Chicago travels to Kalamazoo this weekend with the hopes of hitting the ground running after spring break competition in California. This seems likely, based on the team’s morale.
“The guys are heading into the remainder of our season with a ton of confidence and motivation,” head coach Jay Tee said.
Even before the trip, though, the team was hungry for competition.
“We got out there and were more fired up than ever,” first-year Peter Muncey said.
The squad had a disappointing loss as it began its first match of the trip, falling 8–1 to No. 13 Pomona-Pitzer. Even with this overall loss, the team gained one win, as first-year Brian Sun was able to conquer his opponent 6–0, 6–2 at No. 4 singles.
This only served to inspire Chicago, as the members of the team put aside their disappointments and readied themselves for their match against California Lutheran University.
“That [loss] was frustrating, and I’d be lying if I said we weren’t pissed off,” Muncey said. “But rather than complain about how they have the courts and the climate, we pushed those excuses aside and decided together that our next match against No. 20 Cal Lutheran was ours.”
Going into the match, the squad was able to predict its own success.
“Our team chant is usually ‘1…2…3… Fight!’ But something about that day was different. Our captain [fourth-year Krishna Ravella] told us today it would be ‘win’ on three. And that’s what we did,” Muncey said.
The team fought its way to a 5–4 victory, improving its record to 6–5 in monumental fashion.
“[This was] our first win over a top-20 program in nearly three years,” Tee said.
After this exciting win, the Maroons were not able to continue their success and fell to the University of California, San Diego (UCSD) 6–3. This match could’ve proved discouraging for Chicago, but instead, it was motivating.
“We then lost 3–6 to UCSD, a top-10 team in DII. But discouraged was the last thing we were,” Muncey said. “After four days of being able to play as much as top teams, we were competing at their level.
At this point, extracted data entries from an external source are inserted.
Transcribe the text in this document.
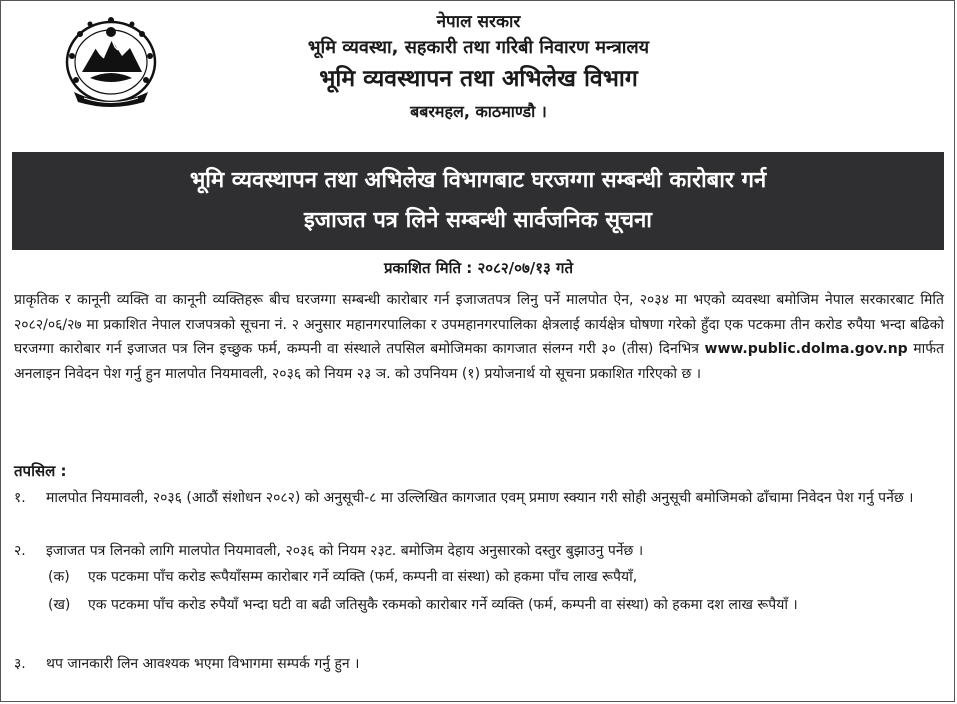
नेपाल सरकार
भूमि व्यवस्था, सहकारी तथा गरिबी निवारण मन्त्रालय
भूमि व्यवस्थापन तथा अभिलेख विभाग
बबरमहल, काठमाण्डौ ।
भूमि व्यवस्थापन तथा अभिलेख विभागबाट घरजग्गा सम्बन्धी कारोबार गर्न
इजाजत पत्र लिने सम्बन्धी सार्वजनिक सूचना
प्रकाशित मिति : २०८२/०७/१३ गते
प्राकृतिक र कानूनी व्यक्ति वा कानूनी व्यक्तिहरू बीच घरजग्गा सम्बन्धी कारोबार गर्न इजाजतपत्र लिनु पर्ने मालपोत ऐन, २०३४ मा भएको व्यवस्था बमोजिम नेपाल सरकारबाट मिति २०८२/०६/२७ मा प्रकाशित नेपाल राजपत्रको सूचना नं. २ अनुसार महानगरपालिका र उपमहानगरपालिका क्षेत्रलाई कार्यक्षेत्र घोषणा गरेको हुँदा एक पटकमा तीन करोड रुपैया भन्दा बढिको घरजग्गा कारोबार गर्न इजाजत पत्र लिन इच्छुक फर्म, कम्पनी वा संस्थाले तपसिल बमोजिमका कागजात संलग्न गरी ३० (तीस) दिनभित्र www.public.dolma.gov.np मार्फत अनलाइन निवेदन पेश गर्नु हुन मालपोत नियमावली, २०३६ को नियम २३ ञ. को उपनियम (१) प्रयोजनार्थ यो सूचना प्रकाशित गरिएको छ ।
तपसिल :
१. मालपोत नियमावली, २०३६ (आठौं संशोधन २०८२) को अनुसूची-८ मा उल्लिखित कागजात एवम् प्रमाण स्क्यान गरी सोही अनुसूची बमोजिमको ढाँचामा निवेदन पेश गर्नु पर्नेछ ।
२. इजाजत पत्र लिनको लागि मालपोत नियमावली, २०३६ को नियम २३ट. बमोजिम देहाय अनुसारको दस्तुर बुझाउनु पर्नेछ ।
(क) एक पटकमा पाँच करोड रूपैयाँसम्म कारोबार गर्ने व्यक्ति (फर्म, कम्पनी वा संस्था) को हकमा पाँच लाख रूपैयाँ,
(ख) एक पटकमा पाँच करोड रुपैयाँ भन्दा घटी वा बढी जतिसुकै रकमको कारोबार गर्ने व्यक्ति (फर्म, कम्पनी वा संस्था) को हकमा दश लाख रूपैयाँ ।
३. थप जानकारी लिन आवश्यक भएमा विभागमा सम्पर्क गर्नु हुन ।
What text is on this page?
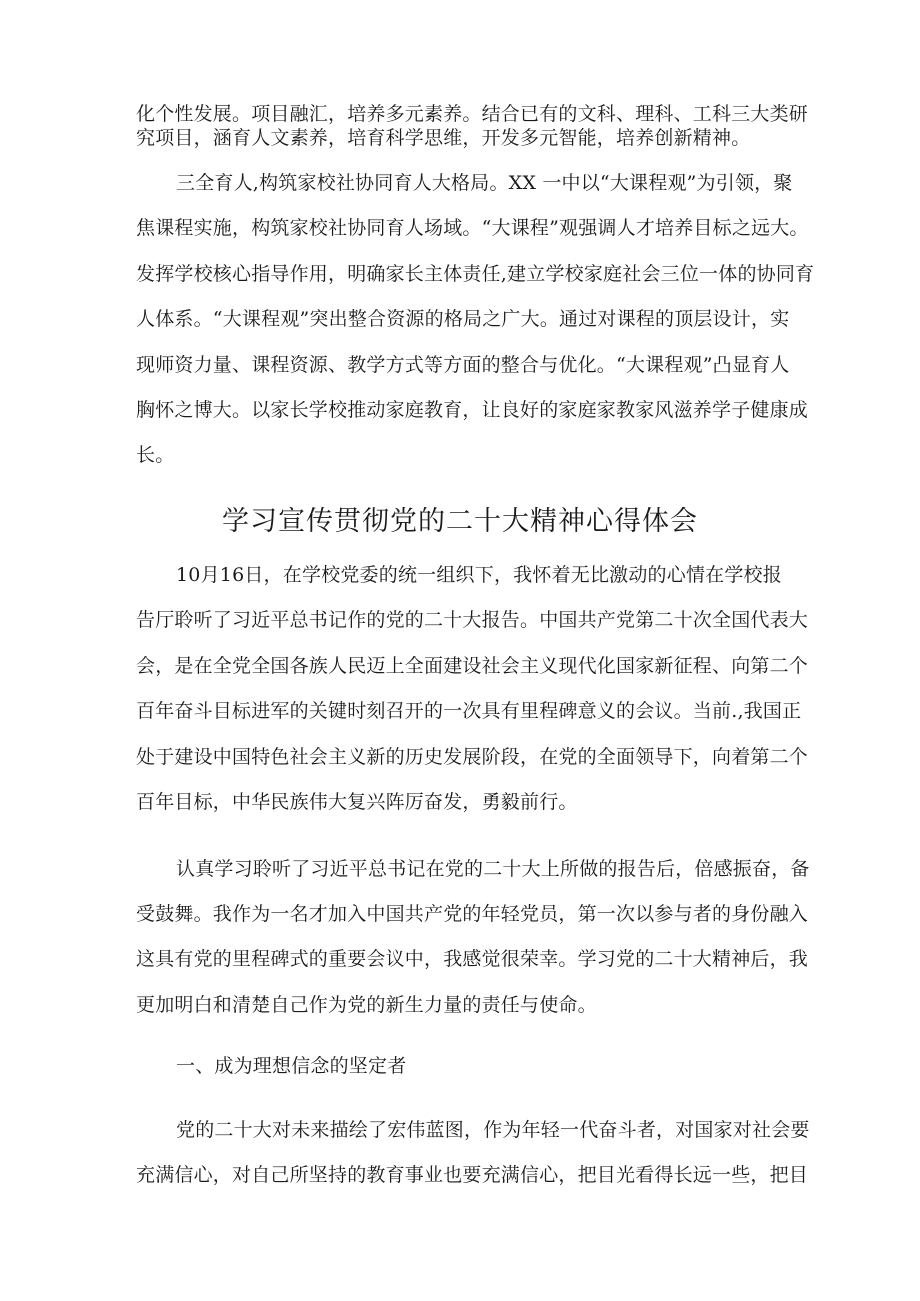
化个性发展。项目融汇，培养多元素养。结合已有的文科、理科、工科三大类研
究项目，涵育人文素养，培育科学思维，开发多元智能，培养创新精神。
三全育人,构筑家校社协同育人大格局。XX 一中以“大课程观”为引领，聚
焦课程实施，构筑家校社协同育人场域。“大课程”观强调人才培养目标之远大。
发挥学校核心指导作用，明确家长主体责任,建立学校家庭社会三位一体的协同育
人体系。“大课程观”突出整合资源的格局之广大。通过对课程的顶层设计，实
现师资力量、课程资源、教学方式等方面的整合与优化。“大课程观”凸显育人
胸怀之博大。以家长学校推动家庭教育，让良好的家庭家教家风滋养学子健康成
长。
学习宣传贯彻党的二十大精神心得体会
10月16日，在学校党委的统一组织下，我怀着无比激动的心情在学校报
告厅聆听了习近平总书记作的党的二十大报告。中国共产党第二十次全国代表大
会，是在全党全国各族人民迈上全面建设社会主义现代化国家新征程、向第二个
百年奋斗目标进军的关键时刻召开的一次具有里程碑意义的会议。当前.,我国正
处于建设中国特色社会主义新的历史发展阶段，在党的全面领导下，向着第二个
百年目标，中华民族伟大复兴阵厉奋发，勇毅前行。
认真学习聆听了习近平总书记在党的二十大上所做的报告后，倍感振奋，备
受鼓舞。我作为一名才加入中国共产党的年轻党员，第一次以参与者的身份融入
这具有党的里程碑式的重要会议中，我感觉很荣幸。学习党的二十大精神后，我
更加明白和清楚自己作为党的新生力量的责任与使命。
一、成为理想信念的坚定者
党的二十大对未来描绘了宏伟蓝图，作为年轻一代奋斗者，对国家对社会要
充满信心，对自己所坚持的教育事业也要充满信心，把目光看得长远一些，把目
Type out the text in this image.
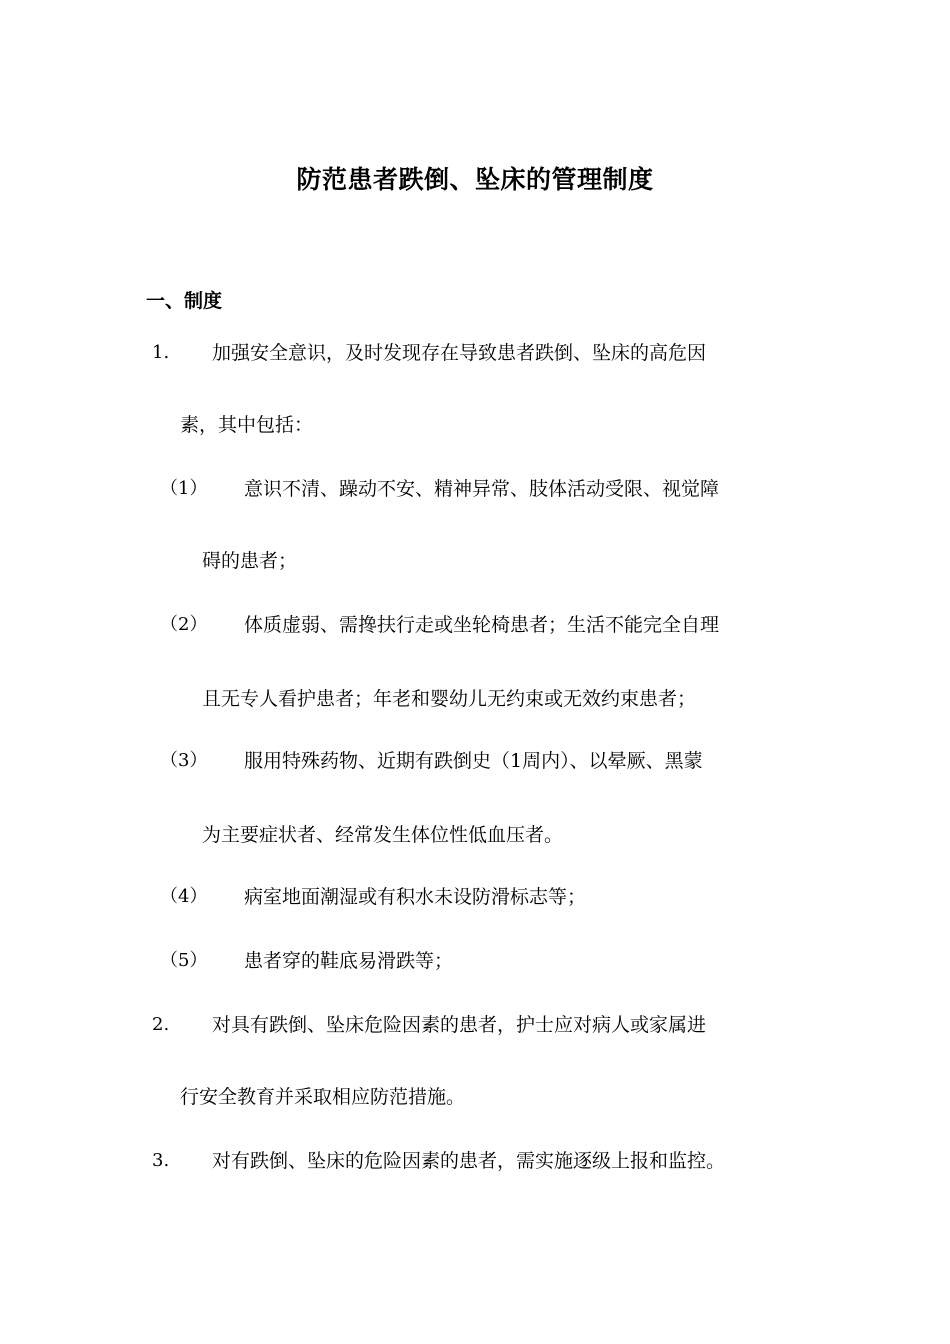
防范患者跌倒、坠床的管理制度
一、制度
1. 加强安全意识，及时发现存在导致患者跌倒、坠床的高危因
素，其中包括：
（1） 意识不清、躁动不安、精神异常、肢体活动受限、视觉障
碍的患者；
（2） 体质虚弱、需搀扶行走或坐轮椅患者；生活不能完全自理
且无专人看护患者；年老和婴幼儿无约束或无效约束患者；
（3） 服用特殊药物、近期有跌倒史（1周内）、以晕厥、黑蒙
为主要症状者、经常发生体位性低血压者。
（4） 病室地面潮湿或有积水未设防滑标志等；
（5） 患者穿的鞋底易滑跌等；
2. 对具有跌倒、坠床危险因素的患者，护士应对病人或家属进
行安全教育并采取相应防范措施。
3. 对有跌倒、坠床的危险因素的患者，需实施逐级上报和监控。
And we still weren’t satisfied—we were hungry for more.”
The team intends to use this hunger as it continues with its preparation for its match against Kalamazoo, improving on those aspects that were lacking in matches over spring break.
“We know that we need to get better at doubles and to improve our fitness, so that’s an area we’re attacking right now,” Tee said. “We know that if we are able to take a 2–1 or 3–0 lead into singles, we are a very, very tough team to beat, especially if our stamina is there. Now that the guys have tasted some success, I think they’re buying in even more because they see their hard work paying off.”
Head coach Tee also spoke of the importance of preparation to continue as a strongly united team.
“We will need all 14 players on the roster to come to practice every day with the right mindset if we hope to improve our results and move further up the rankings,” Tee said.
Muncey had similar sentiments.
“As a team, we are looking to improve how well we fight, finish high-pressure points, and enjoy the game we love,” Muncey said.
What both agreed on most, though, was the overall goal to make it to the NCAA tournament once again.
“It’s going to take a great effort, but if we continue to work hard and believe in our abilities, we will give ourselves a chance,” Tee said.
Chicago takes its confidence to the courts at Kalamazoo at 1 p.m. on Sunday.